One main goal of the HHMI grant is to provide students with access to realistic research experiences. These experiences will include laboratory research opportunities for undergraduate students in the Walt Laboratory, as well as restructuring undergraduate laboratories to include research oriented projects. There are two different parts of this project – using microarrays to determine maternal ancestry and developing cost effective microarray methods.
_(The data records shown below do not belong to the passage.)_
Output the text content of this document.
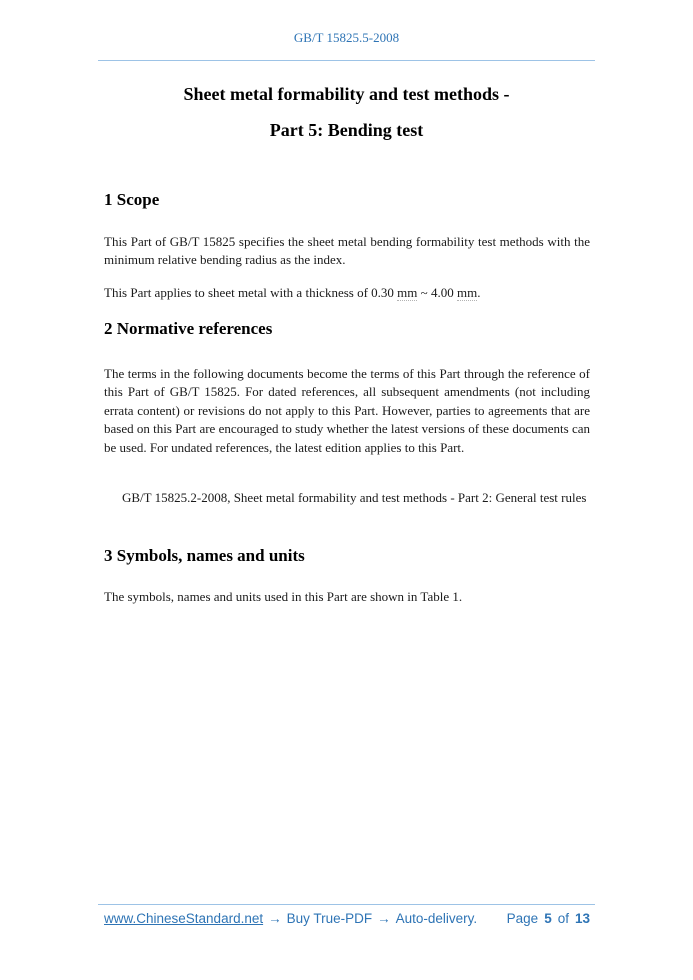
GB/T 15825.5-2008
Sheet metal formability and test methods -
Part 5: Bending test
1 Scope
This Part of GB/T 15825 specifies the sheet metal bending formability test methods with the minimum relative bending radius as the index.
This Part applies to sheet metal with a thickness of 0.30 mm ~ 4.00 mm.
2 Normative references
The terms in the following documents become the terms of this Part through the reference of this Part of GB/T 15825. For dated references, all subsequent amendments (not including errata content) or revisions do not apply to this Part. However, parties to agreements that are based on this Part are encouraged to study whether the latest versions of these documents can be used. For undated references, the latest edition applies to this Part.
GB/T 15825.2-2008, Sheet metal formability and test methods - Part 2: General test rules
3 Symbols, names and units
The symbols, names and units used in this Part are shown in Table 1.
www.ChineseStandard.net → Buy True-PDF → Auto-delivery. Page 5 of 13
Using Microarrays in the Classroom

Nuclear DNA in cells is a combination of both parents’ genetic code; mitochondrial DNA (mtDNA), however, is maternally inherited. As a result, mutation patterns in the mitochondrial DNA have given insights into human migratory routes over time. These mutations often involve individual bases, and are thus called Single Nucleotide Polymorphisms, or SNPs. By genotyping, or determining the identity of these SNPs, maternal ancestry can be traced back to certain geographic locations. This framework provides an excellent context for students to ask meaningful questions about their own origins and to employ microarrays, a cutting edge scientific technique, to find the answer. During the 2006-2007 academic year, Jennifer Torpey worked to identify SNPs which would be useful in determining human ancestry and migration. After a thorough literature search, she compiled these SNPs and designed a genotyping assay based on a commercially available microarray platform manufactured by Illumina. The assay was designed to take advantage of the highly multiplexed Illumina platform for screening sequences; the arrays would be downsized after this proof of concept. This challenging undertaking was complicated by the highly repetitive nature of mtDNA. In the summer of 2007, Ian Althouse and Brett Lieblich continued work on the project. They tested the first generation assay but results were inconclusive, likely due to an incompatibility of Jennifer’s sequences and the assay chemistry. After reviewing the sequences and discussing the issue with the Illumina technical support group, it was concluded that the SNPs initially chosen were too close and thus competed for binding of the assay’s oligonucleotide probes. Ian and Brett reworked the list of possible SNPs, choosing longer segments of mtDNA between SNPs to decrease the competition between the different sites. Tjani Warren joined the project at the end of the summer, and will continue working on the project during the fall of 2007.

Determining Maternal Ancestry

Bringing microarrays to the undergraduate and K-12 classroom is the main focus of the research aspect of the Tufts HHMI grant. A DNA microarray consists of a solid surface made of glass, silicon or plastic, to which short segments of DNA, called probes, are attached. Using state of the art fabrication techniques, these arrays are pattered with high precision and feature density. Since multiple sequences of DNA can be affixed to one microarray, a researcher can simultaneously detect thousands of nucleic acid targets. Microarrays are used in multiple applications from high throughput screening for genetically-based medical conditions to painstaking forensic investigations. Although the technology is widely used, the cost of utilizing a commercial microarray can be upwards of $50 per DNA sample, too expensive for widespread use in undergraduate or K-12 settings. The primary goal of the microarray project is to leverage organic chemistry to develop a low cost solid support from readily available materials such as silica beads and filter paper and couple DNA probes in a cost- and time-effective manner. These adaptations will expose progressively younger students to learn about a rapidly developing field in biotechnology and to develop their own microarrays to probe new and interesting research questions. During the 2006- 2007 academic year, Tufts University Senior Stacey Watkins investigated different methods for making microarrays as part of her honors thesis. She tested several different methods to couple amine-modified DNA probes to a variety of solid substrates. Stacey developed a protocol using cellulose powder as the solid substrate and cyanogen bromide as the linker molecule and also had promising results with cellulose filter paper. In the summer of 2007, Tufts undergraduates Allistair Mullilin and Peter Riviello continued to work on the project. Efforts first focused on using cellulose-based filter paper, but after mixed results they refocused on using cellulose beads as the substrate. They noted that a fresh stock of cyanogen bromide produced much better results. With the help of Dr. Chris Lafratta, they also developed a small instrument which could be used to detect fluorescence in the sample, and named this alternative imaging system “The Ray”.

Developing Cost Effective Microarray Methods

Although microarrays are used extensively in laboratory research, the cost of microarrays prohibits their widespread use in K-12 classrooms. For example, the cost of the microarrays mentioned above is $50 per initial run of arrays, and $20 for each subsequent manufacturing of the array. We are working on a more cost effective array using silica gel to achieve similar results, with the goal of reducing the cost to pennies per sample.

In the summer of 2007, the Walt Laboratory will host undergraduate students from Tufts and other universities and a high school teacher in the Malden school district to continue working on the projects started by the undergraduates. A specific emphasis will be on continuing the work that has been started on the maternal ancestry project and the silica gel array, as well as developing materials which can be used in high school classrooms.